We need diet overhaul for human survival: Experts

Experts argue that the current food system is contributing significantly to increased greenhouse gas (GHGs) emissions and, consequently, leading to drastic changes in the weather patterns. PHOTO | FOTOSEARCH

With climate change emerging as the greatest threat to human existence currently, experts are now calling for a change of the food system and diets.

Experts argue that the current food system is contributing significantly to increased greenhouse gas (GHGs) emissions and, consequently, leading to drastic changes in the weather patterns.

It is these gases, which include methane, carbon dioxide and nitrous oxide, that have been attributed to the melting of ice sheet in Greenland, resulting in flooding along coastal areas due to the rising oceans.

During a recent symposium in Nairobi, Carlo Fadda from Bioversity International said clearing forests to expand farms was aggravating the situation.

He argued that of the 3.3 million hectares of forest lost around the world per year, 80 per cent is cleared to make room for agriculture.

Unfortunately, when trees are cut, they release the carbon dioxide they hold to the atmosphere. In addition, less forest cover means there are not enough trees to absorb carbon dioxide.

According to scientists, deforestation of tropical rainforests contributes “more carbon dioxide to the atmosphere than the sum total of all the cars and trucks on the world's roads”.

According to data from World Wide Fund for Nature, Kenya lost 824,115 hectares of forest (25 per cent of the total cover) between 1990 and 2015, meaning 33,000 hectares were being deforested every year. This, is in addition to the fact that agriculture itself causes emissions especially from livestock which produce methane, and fertilisers which produces nitrous oxide in farms.

World Resources Institute states that a research found that in 2011, farming was responsible for 13 per cent of total global emissions, or six billion tonnes of GHGs. Cattle and other ruminants contribute to 37 per cent of all methane emissions from human activity. The research, done by University of Adelaide said “a single cow on average produces between 70kg and 120kg of methane per year”.

CLEARED FORESTS

Worldwide, there are about 1.5 billion cattle. “Livestock contribute 40 per cent of the global value of agricultural output and support the livelihoods and food security of almost 1.3 billion people,” says Food and Agriculture Organisation (FAO).

According to FAO, livestock remains the world’s largest user of land resources, with grazing and cropland dedicated to the production of feed representing almost 80 per cent of all agricultural land. “Feed crops are grown in one-third of total cropland, while the total land area occupied by pasture is equivalent to 26 per cent of the ice-free terrestrial surface,” states FAO.

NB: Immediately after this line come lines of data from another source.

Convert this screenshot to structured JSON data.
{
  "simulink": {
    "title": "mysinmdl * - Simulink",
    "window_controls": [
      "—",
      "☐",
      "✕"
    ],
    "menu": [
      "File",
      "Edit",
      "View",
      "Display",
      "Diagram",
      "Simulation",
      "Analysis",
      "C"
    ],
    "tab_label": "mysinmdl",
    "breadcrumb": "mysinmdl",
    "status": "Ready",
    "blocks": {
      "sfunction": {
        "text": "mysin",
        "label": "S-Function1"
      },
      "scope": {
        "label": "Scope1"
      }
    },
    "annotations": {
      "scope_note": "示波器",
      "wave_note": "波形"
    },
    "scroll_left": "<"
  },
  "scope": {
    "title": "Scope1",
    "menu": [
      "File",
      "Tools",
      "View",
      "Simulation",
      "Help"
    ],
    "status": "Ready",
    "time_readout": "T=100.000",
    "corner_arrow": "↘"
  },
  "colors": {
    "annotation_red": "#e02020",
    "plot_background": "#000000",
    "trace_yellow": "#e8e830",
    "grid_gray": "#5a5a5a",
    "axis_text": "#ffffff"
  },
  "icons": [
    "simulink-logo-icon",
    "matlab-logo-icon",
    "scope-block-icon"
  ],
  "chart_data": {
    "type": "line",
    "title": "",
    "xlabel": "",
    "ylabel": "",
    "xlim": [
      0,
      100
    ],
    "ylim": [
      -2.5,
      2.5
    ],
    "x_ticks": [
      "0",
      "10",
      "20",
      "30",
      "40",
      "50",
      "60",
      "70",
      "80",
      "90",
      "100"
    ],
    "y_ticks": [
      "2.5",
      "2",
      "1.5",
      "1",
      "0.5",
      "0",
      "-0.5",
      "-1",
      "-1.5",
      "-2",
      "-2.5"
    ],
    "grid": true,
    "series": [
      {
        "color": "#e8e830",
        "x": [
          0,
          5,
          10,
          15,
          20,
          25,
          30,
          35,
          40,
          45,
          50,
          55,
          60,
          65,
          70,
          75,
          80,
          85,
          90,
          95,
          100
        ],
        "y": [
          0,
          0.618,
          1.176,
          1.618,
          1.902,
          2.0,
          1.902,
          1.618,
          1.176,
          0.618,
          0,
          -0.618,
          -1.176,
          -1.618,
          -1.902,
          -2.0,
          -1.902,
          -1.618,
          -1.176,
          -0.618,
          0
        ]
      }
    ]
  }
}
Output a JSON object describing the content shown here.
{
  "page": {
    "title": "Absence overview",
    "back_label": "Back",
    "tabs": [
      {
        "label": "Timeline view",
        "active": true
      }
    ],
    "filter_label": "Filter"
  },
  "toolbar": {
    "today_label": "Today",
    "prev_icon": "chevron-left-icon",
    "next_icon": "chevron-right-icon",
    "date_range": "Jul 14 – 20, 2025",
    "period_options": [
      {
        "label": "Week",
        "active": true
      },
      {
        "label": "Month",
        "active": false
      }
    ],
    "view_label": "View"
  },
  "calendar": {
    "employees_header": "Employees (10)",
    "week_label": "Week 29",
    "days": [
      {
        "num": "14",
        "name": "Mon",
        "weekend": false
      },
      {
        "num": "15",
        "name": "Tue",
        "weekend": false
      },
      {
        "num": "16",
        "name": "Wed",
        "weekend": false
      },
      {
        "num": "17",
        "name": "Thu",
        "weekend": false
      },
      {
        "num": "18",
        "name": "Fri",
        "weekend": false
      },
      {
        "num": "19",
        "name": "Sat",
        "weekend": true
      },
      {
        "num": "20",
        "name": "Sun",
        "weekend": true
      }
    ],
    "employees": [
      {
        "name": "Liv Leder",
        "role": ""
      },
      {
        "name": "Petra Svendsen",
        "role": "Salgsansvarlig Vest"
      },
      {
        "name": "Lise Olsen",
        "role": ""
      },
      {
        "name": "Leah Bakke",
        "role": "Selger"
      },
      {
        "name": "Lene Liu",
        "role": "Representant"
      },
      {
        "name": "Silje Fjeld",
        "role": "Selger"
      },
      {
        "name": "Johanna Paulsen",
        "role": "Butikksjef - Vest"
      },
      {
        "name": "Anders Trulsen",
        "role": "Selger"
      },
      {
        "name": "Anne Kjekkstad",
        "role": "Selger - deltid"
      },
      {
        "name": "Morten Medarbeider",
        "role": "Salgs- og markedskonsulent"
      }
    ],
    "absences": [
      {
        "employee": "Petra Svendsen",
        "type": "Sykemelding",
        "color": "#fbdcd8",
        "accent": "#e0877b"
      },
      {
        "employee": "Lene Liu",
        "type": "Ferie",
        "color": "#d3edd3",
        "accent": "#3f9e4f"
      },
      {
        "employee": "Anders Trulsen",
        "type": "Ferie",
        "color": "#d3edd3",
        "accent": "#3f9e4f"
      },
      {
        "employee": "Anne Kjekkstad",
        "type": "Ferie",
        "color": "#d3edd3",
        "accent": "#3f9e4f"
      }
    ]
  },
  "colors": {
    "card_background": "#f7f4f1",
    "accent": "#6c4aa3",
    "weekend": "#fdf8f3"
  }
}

Stefano Bocchi from the University of Milan, Italy, said, crop yield is bound to decrease as climate change continues to trouble, stating that the current food system is the major driver of climate change.

Agricultural sector is the world’s second-largest emitter of GHGs, after the energy sector. “Animal production systems increase greenhouse gas emissions. There is a need to have sustainable diets. If we have to change something, it is the diet,” he said, adding that countries needed to have food policies.

Fadda said: “We need to have an agro-ecological transition, we need more concerted efforts at landscape scale (both political and technical). We need more biodiversity to support life.”

Despite expanded agriculture from millions of hectares of forests, at least two billion people suffer from micronutrient deficiencies while 795 million people are food insecure around the world, he said. “Over 20 developing countries have improved food security while maintaining or increasing forest cover,” he said.

According to Lorenzo Ciccarese, from the Italian Institute for Environmental Protection and Research, food security at the individual, household, national, regional and global levels may not be achieved without addressing food wastage, and without changing the global dietary trends.

The trends are neither sustainable or balanced, he said. “Transformational changes in the way food is produced, stored, processed, distributed and accessed is essential,” he said.